Carnatic music vocalist (1934–2020)

Puliyur Subramaniam Narayanaswamy (or Narayanaswami; 24 February 1934 – 16 October 2020) was a Carnatic music vocalist.

==Career==
Born during the British Raj, He learnt music from Tiruppambaram Somasundaram Pillai, T. M. Thiagarajan and later from Semmangudi Srinivasa Iyer. He was also a highly acclaimed teacher.

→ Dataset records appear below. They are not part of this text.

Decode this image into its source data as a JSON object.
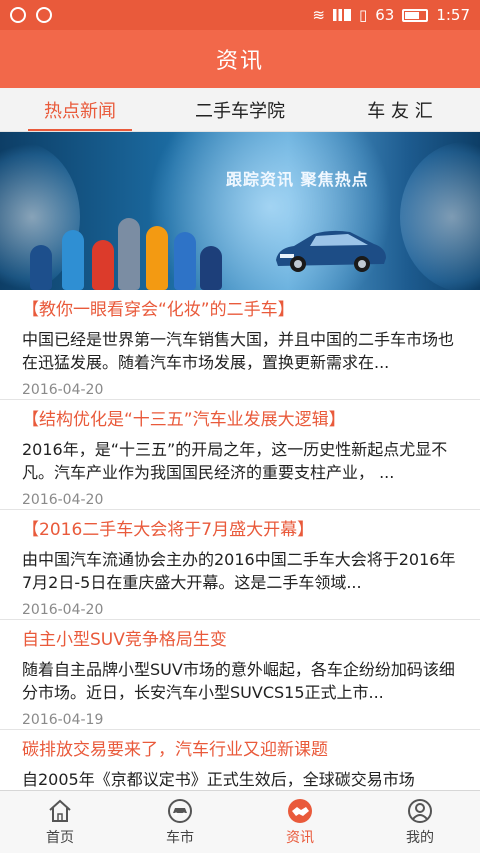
{
  "status_bar": {
    "battery": "63",
    "time": "1:57"
  },
  "app_bar": {
    "title": "资讯"
  },
  "tabs": [
    {
      "label": "热点新闻",
      "active": true
    },
    {
      "label": "二手车学院",
      "active": false
    },
    {
      "label": "车 友 汇",
      "active": false
    }
  ],
  "banner": {
    "text": "跟踪资讯  聚焦热点"
  },
  "news": [
    {
      "title": "【教你一眼看穿会“化妆”的二手车】",
      "summary": "中国已经是世界第一汽车销售大国，并且中国的二手车市场也在迅猛发展。随着汽车市场发展，置换更新需求在...",
      "date": "2016-04-20"
    },
    {
      "title": "【结构优化是“十三五”汽车业发展大逻辑】",
      "summary": "2016年，是“十三五”的开局之年，这一历史性新起点尤显不凡。汽车产业作为我国国民经济的重要支柱产业，  ...",
      "date": "2016-04-20"
    },
    {
      "title": "【2016二手车大会将于7月盛大开幕】",
      "summary": "由中国汽车流通协会主办的2016中国二手车大会将于2016年7月2日-5日在重庆盛大开幕。这是二手车领域...",
      "date": "2016-04-20"
    },
    {
      "title": "自主小型SUV竞争格局生变",
      "summary": "随着自主品牌小型SUV市场的意外崛起，各车企纷纷加码该细分市场。近日，长安汽车小型SUVCS15正式上市...",
      "date": "2016-04-19"
    },
    {
      "title": "碳排放交易要来了，汽车行业又迎新课题",
      "summary": "自2005年《京都议定书》正式生效后，全球碳交易市场",
      "date": ""
    }
  ],
  "bottom_nav": [
    {
      "label": "首页",
      "icon": "home-icon",
      "active": false
    },
    {
      "label": "车市",
      "icon": "car-icon",
      "active": false
    },
    {
      "label": "资讯",
      "icon": "handshake-icon",
      "active": true
    },
    {
      "label": "我的",
      "icon": "user-icon",
      "active": false
    }
  ],
  "colors": {
    "accent": "#e95a3b",
    "app_bar": "#f2684a"
  }
}
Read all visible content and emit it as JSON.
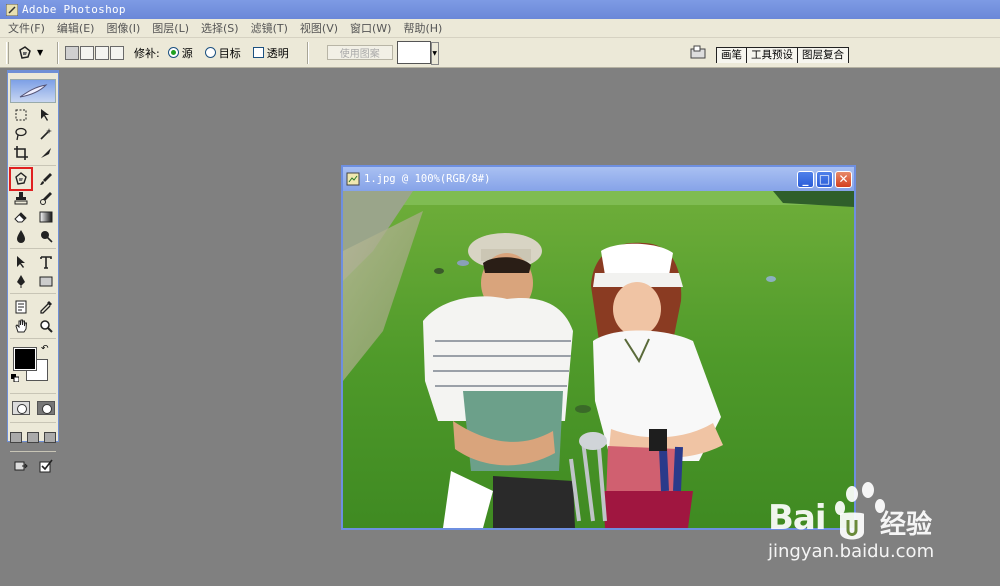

He was awarded the Bala Gana Kala Rathnam at the age of 12. He worked in All India Radio.
In 1999, he was conferred the title, 'Sangita Kala Acharya' by the Music Academy. He was awarded `Padma Bhushan' by the Government of India in 2003. His well known disciples include (alphabetically) A.s.Murali, Akshay Padmanabhan, Abhishek Raghuram, Akkarai Sisters, Amritha Murali, Bharathi Ramasubban, C.R.Vaithyanathan, Gayathri Venkataraghavan, Kalavathy Avadhooth, Kunnakudi Balamuralikrishna, Nisha Rajagopalan, Ranjani-Gayatri sisters, Bharat Sundar,
Sunil Gargeyan, Vishnudev K S, Janani Iyer, and Prithvi Harish

He died on 16 October 2020 due to old age.